Erstellt am 13.12.1998.
1. Korrektur.

Friedrich Engels

Über den Krieg - XXIII


["The Pall Mall Gazette" Nr. 1768 vom 13. Oktober 1870]

|133| Die preußischen Generalstabsoffiziere in Berlin scheinen ungeduldig zu werden. Durch die Berliner Korrespondenten der "Times" und der "Daily News" informieren sie uns, das Belagerungsmaterial stehe schon seit einigen Tagen vor Paris bereit und die Belagerung werde bald beginnen. Wir zweifeln an dieser Bereitschaft. Erstens wissen wir, daß mehrere Tunnels auf der einzig verfügbaren Eisenbahnlinie von den zurückweichenden Franzosen bei La-Ferté-sous-Jouarre gesprengt und daß sie noch nicht wiederhergestellt worden sind; zweitens wissen wir auch, daß eine reguläre und wirksame Belagerung eines so großen Platzes wie Paris derart große Mengen Material erfordert, daß es lange Zeit dauern wird, bis sie herangeschafft worden sind, auch wenn die Eisenbahn ständig benutzbar gewesen wäre; und drittens haben wir bis heute, fünf oder sechs Tage nach dieser Berliner Meldung, noch nichts von der Eröffnung der ersten Parallele gehört. Wir müssen deshalb annehmen, daß wir unter der Bereitschaft, die Belagerung oder den regulären Angriff zu eröffnen, die Bereitschaft zum irregulären Angriff, zum Bombardement, zu verstehen haben.

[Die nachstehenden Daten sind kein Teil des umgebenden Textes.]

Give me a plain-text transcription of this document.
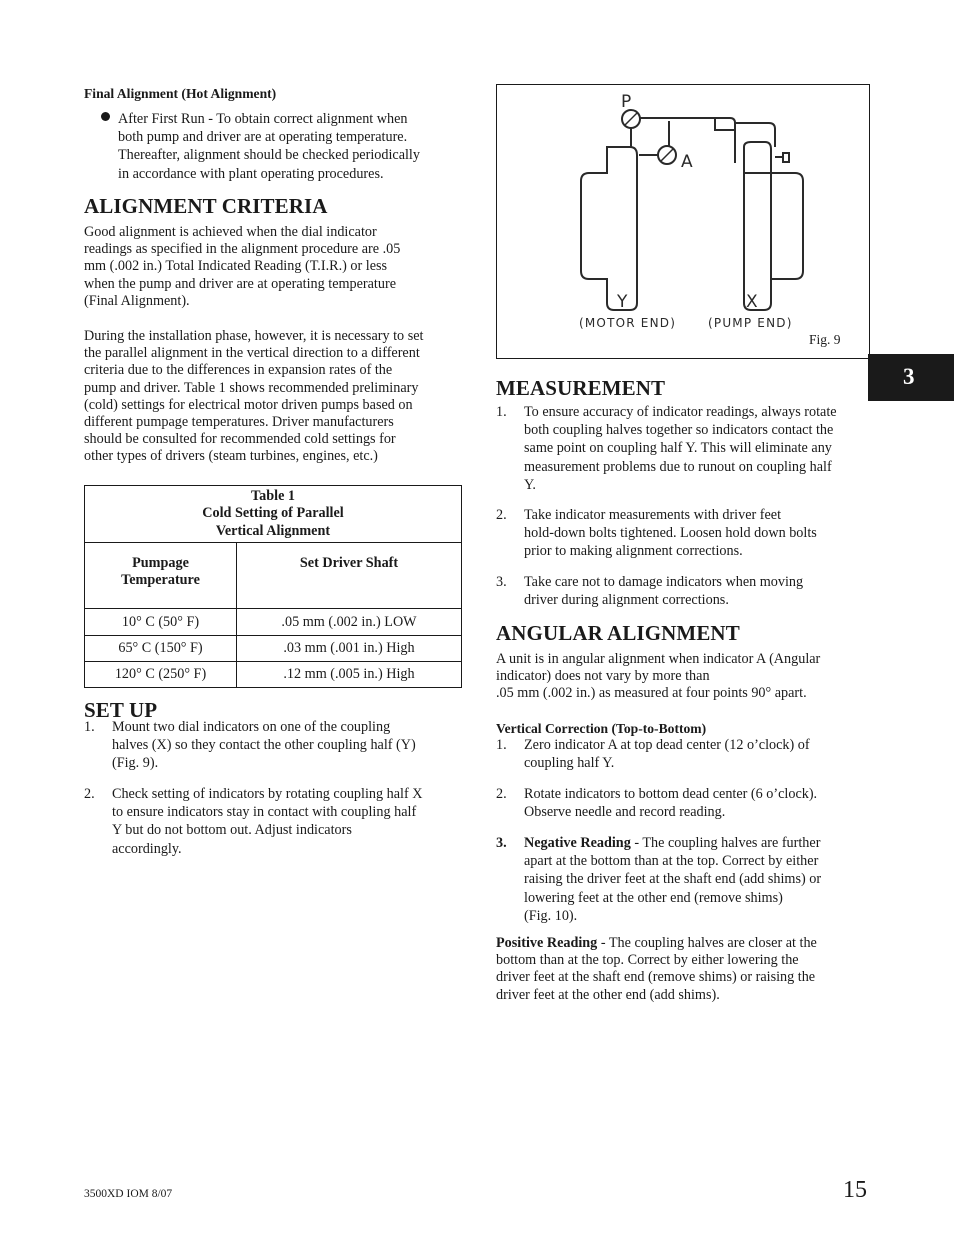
Final Alignment (Hot Alignment)
After First Run - To obtain correct alignment when
both pump and driver are at operating temperature.
Thereafter, alignment should be checked periodically
in accordance with plant operating procedures.
ALIGNMENT CRITERIA
Good alignment is achieved when the dial indicator
readings as specified in the alignment procedure are .05
mm (.002 in.) Total Indicated Reading (T.I.R.) or less
when the pump and driver are at operating temperature
(Final Alignment).
During the installation phase, however, it is necessary to set
the parallel alignment in the vertical direction to a different
criteria due to the differences in expansion rates of the
pump and driver. Table 1 shows recommended preliminary
(cold) settings for electrical motor driven pumps based on
different pumpage temperatures. Driver manufacturers
should be consulted for recommended cold settings for
other types of drivers (steam turbines, engines, etc.)
Table 1
Cold Setting of Parallel
Vertical Alignment	

Pumpage
Temperature	Set Driver Shaft
10° C (50° F)	.05 mm (.002 in.) LOW
65° C (150° F)	.03 mm (.001 in.) High
120° C (250° F)	.12 mm (.005 in.) High
SET UP
1. Mount two dial indicators on one of the coupling
halves (X) so they contact the other coupling half (Y)
(Fig. 9).
2. Check setting of indicators by rotating coupling half X
to ensure indicators stay in contact with coupling half
Y but do not bottom out. Adjust indicators
accordingly.
P
A
Y	X
(MOTOR END)	(PUMP END)
Fig. 9
MEASUREMENT
1. To ensure accuracy of indicator readings, always rotate
both coupling halves together so indicators contact the
same point on coupling half Y. This will eliminate any
measurement problems due to runout on coupling half
Y.
2. Take indicator measurements with driver feet
hold-down bolts tightened. Loosen hold down bolts
prior to making alignment corrections.
3. Take care not to damage indicators when moving
driver during alignment corrections.
ANGULAR ALIGNMENT
A unit is in angular alignment when indicator A (Angular
indicator) does not vary by more than
.05 mm (.002 in.) as measured at four points 90° apart.
Vertical Correction (Top-to-Bottom)
1. Zero indicator A at top dead center (12 o’clock) of
coupling half Y.
2. Rotate indicators to bottom dead center (6 o’clock).
Observe needle and record reading.
3. Negative Reading - The coupling halves are further
apart at the bottom than at the top. Correct by either
raising the driver feet at the shaft end (add shims) or
lowering feet at the other end (remove shims)
(Fig. 10).
Positive Reading - The coupling halves are closer at the
bottom than at the top. Correct by either lowering the
driver feet at the shaft end (remove shims) or raising the
driver feet at the other end (add shims).
3
3500XD IOM 8/07	15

Freilich würde ein Bombardement von Paris, das irgendwelche Aussicht haben soll, die Übergabe zu erzwingen, weit mehr Geschütze erfordern als eine reguläre Belagerung. Bei dieser kann man den Angriff auf einen oder zwei Punkte der Verteidigungslinie beschränken; bei jener aber muß man ständig eine solche Zahl von Granaten über die ganze Riesenfläche der Stadt streuen, daß überall mehr Brände ausbrechen, als die Bevölkerung löschen kann, und daß selbst die Löscharbeiten zu gefährlich werden. Nun haben wir gesehen, daß sogar Straßburg mit 85.000 Einwohnern durchaus fähig war, ein Bombardement von fast beispielloser Stärke auszuhalten, und daß mit Ausnahme einiger vereinzelter und genau abgegrenzter Stadtviertel, |134| die geopfert werden mußten, die Brände erfolgreich niedergehalten werden konnten. Der Grund dafür ist die verhältnismäßig große Ausdehnung der Stadt. Es ist leicht, einen kleinen Platz von fünftausend bis zehntausend Einwohnern durch Bombardement zur Übergabe zu zwingen, wenn nicht genügend bombensicherer Schutz vorhanden ist; aber eine Stadt mit 50.000 bis 100.000 Einwohnern kann einem großen Bombardement standhalten, besonders wenn sie, wie die meisten französischen Städte, aus Quadern oder dicken Backsteinmauern gebaut ist. Paris, innerhalb der Befestigungslinie, mißt 12 mal 10 Kilometer und innerhalb der alten Stadtmauer, die den dichtbebauten Teil der Innenstadt einschließt, 9 mal 7 Kilometer; das heißt, dieser Teil der Stadt umfaßt eine Fläche von etwa 50 Millionen Quadratmeter oder fast 60 Millionen Quadratyard. Um durchschnittlich eine Granate stündlich in je 1.000 Quadratyard dieser Fläche zu schießen, würden 60.000 Granaten in der Stunde oder 1,5 Millionen Granaten für je vierundzwanzig Stunden erforderlich sein. Das würde voraussetzen, daß zu diesem Zweck mindestens 2.000 schwere Geschütze eingesetzt wären. Aber selbst eine Granate in der Stunde auf einen Raum von ungefähr 100 mal 100 Fuß würde ein schwaches Bombardement bedeuten. Natürlich kann das Geschützfeuer zeitweilig auf ein oder mehrere Viertel konzentriert werden, bis sie vollständig zerstört sind, und dann auf die benachbarten Viertel übertragen werden. Aber dieses Verfahren würde, ehe es zum Erfolg führte, fast ebenso lange oder sogar länger dauern als eine reguläre Belagerung, wobei es natürlich weniger sicher ist, ob dadurch die Übergabe des Platzes erzwungen werden könnte.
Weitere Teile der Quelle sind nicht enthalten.